To some degree, her forgiveness of Angel is hope that someone can forgive her for it, and on another level, it's trying to take all of the blame onto herself at the same time. Her inability to do anything but be a retarded cat with little 16-year-old girl feelings about Angel whenever he's around causes a deconstruction of her fairytale fantasy wherein they can regress to that together and hide from the world in each other. They do it (both the hiding and the more figurative translation of doing it) and they wind up literally hidden from the world, in another universe, a new universe.

And in doing so, they bring the Apocalypse. Buffy is singlehandedly (or, maybe not hand. Maybe single tonguedly. Or, vaginaedingly) responsible for the Apocalypse that was brought to a world she was destined to protect.

Even though she can forgive Angel and get past his actions, his killing of her girls, his involvement, explain them as being a part of Twilight's influence and thereby not his fault to justify forgiving him because God knows he needs it, she doesn't excuse herself, and that is why she can't stand to look at him.

She doesn't blame him, she doesn't hate him, but he's a reminder of what she did. Of her cosmic screw-up (and the puns just keep rolling). Buffy feels like season 8 was her ultimate failure as the Slayer. She messed up. She's done bad things before, attacked her friends and locked them in the basement, ruined a lot of girls' lives turning them into Slayers in the pursuit of saving the world. This was on a bigger scale, this was failing her duty. It's not the same as screwing some people over and having them be collateral damage in saving the world, or hurting her friends and letting them down. She failed.

And, it wasn't a failure because she wasn't strong enough, or a failure because she just couldn't do it. She failed because of a lack of self control, the way she perceives it (thought, given the daterape nature of Twilight, that's arguable). It wasn't the Slayer, it wasn't her power that wasn't enough, it was Buffy. And that's why she can't forgive herself, and that's why she seeks redemption now in a way that she never has needed to before.

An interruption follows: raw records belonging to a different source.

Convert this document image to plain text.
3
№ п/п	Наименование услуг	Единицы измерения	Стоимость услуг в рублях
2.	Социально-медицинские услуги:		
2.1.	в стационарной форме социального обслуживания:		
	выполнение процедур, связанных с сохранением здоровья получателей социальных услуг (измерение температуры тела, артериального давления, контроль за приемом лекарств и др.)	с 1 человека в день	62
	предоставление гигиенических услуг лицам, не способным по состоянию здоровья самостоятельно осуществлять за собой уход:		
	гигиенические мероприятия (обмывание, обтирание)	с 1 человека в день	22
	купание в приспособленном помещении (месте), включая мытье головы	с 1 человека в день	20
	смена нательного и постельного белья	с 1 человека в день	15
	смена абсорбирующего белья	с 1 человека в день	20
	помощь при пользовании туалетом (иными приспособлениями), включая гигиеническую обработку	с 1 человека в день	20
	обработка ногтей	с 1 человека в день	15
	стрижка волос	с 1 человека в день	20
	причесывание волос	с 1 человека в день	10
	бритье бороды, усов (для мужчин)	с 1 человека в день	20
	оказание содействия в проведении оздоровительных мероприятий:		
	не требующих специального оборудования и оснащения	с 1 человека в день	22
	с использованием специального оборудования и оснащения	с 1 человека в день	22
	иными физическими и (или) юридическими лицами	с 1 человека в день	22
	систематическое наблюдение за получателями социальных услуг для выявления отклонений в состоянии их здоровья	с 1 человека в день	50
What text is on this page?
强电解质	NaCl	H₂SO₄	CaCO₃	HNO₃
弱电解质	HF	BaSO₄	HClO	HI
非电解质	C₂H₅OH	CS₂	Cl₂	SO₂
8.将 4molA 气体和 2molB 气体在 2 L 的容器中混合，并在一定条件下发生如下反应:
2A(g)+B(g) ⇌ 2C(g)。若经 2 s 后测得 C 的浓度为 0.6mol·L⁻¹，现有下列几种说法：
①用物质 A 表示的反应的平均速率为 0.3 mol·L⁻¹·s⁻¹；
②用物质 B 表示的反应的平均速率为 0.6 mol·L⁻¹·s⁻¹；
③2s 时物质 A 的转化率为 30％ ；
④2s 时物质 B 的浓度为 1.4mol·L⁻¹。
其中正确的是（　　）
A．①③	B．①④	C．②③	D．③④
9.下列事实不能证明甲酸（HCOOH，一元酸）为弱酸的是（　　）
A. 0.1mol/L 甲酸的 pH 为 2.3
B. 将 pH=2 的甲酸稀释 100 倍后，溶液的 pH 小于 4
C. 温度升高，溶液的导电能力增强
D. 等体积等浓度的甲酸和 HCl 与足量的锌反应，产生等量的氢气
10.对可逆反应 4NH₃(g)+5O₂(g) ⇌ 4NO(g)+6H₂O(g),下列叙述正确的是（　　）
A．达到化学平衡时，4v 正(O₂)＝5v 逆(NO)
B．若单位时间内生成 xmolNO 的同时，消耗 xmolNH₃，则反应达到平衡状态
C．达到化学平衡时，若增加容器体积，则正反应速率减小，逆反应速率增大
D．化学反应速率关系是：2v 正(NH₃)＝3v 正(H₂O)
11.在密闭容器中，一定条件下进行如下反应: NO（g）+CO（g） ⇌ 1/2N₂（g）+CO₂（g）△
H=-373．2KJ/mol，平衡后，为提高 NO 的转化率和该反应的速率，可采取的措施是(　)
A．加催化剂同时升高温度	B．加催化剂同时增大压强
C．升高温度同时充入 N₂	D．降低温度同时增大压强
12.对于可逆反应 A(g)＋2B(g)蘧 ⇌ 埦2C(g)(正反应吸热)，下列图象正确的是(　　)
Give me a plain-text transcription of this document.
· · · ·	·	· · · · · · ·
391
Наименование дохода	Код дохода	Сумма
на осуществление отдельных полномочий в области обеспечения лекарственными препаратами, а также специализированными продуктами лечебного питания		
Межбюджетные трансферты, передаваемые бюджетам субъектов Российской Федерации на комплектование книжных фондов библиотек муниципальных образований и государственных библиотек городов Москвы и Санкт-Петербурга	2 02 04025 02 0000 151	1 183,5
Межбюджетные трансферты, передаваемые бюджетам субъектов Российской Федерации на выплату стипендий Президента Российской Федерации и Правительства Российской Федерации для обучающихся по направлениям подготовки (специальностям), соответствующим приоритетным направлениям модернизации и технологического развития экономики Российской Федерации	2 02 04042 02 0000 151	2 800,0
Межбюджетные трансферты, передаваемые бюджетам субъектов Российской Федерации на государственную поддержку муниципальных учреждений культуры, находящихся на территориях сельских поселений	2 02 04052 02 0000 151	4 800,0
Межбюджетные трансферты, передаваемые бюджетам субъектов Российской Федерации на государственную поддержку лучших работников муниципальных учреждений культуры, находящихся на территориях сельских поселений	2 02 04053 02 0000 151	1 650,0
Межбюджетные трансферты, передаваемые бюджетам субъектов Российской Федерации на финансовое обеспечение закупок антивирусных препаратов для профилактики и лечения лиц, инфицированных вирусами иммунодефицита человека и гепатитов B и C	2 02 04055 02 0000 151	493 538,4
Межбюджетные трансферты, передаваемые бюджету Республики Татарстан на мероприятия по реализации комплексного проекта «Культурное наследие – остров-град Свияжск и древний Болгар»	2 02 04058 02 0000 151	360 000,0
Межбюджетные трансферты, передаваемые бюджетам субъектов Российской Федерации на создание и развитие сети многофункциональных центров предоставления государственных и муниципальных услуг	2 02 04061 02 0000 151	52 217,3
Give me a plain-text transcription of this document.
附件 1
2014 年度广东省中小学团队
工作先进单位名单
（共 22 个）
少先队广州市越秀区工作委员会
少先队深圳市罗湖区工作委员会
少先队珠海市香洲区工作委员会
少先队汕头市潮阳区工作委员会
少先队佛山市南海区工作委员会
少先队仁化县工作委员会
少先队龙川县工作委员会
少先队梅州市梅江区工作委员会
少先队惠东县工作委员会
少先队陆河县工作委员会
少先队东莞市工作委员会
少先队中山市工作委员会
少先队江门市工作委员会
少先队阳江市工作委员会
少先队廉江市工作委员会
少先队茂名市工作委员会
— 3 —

That's why the last words of Angel: the Series are echoed in the last panel of season 8. She understands what it's like now, to not be able to forgive yourself and to need it more than anything in the world. She has her friends blaming her (chiefly Willow) and she blames herself and she is constantly surrounded by Slayers and wiccas who are all too eager to remind her of how colossally she screwed up. This is Buffy Summers' turn for feeling she needs to work for redemption and earn it, because she needs forgiveness and she doesn't have it in her to forgive herself ever.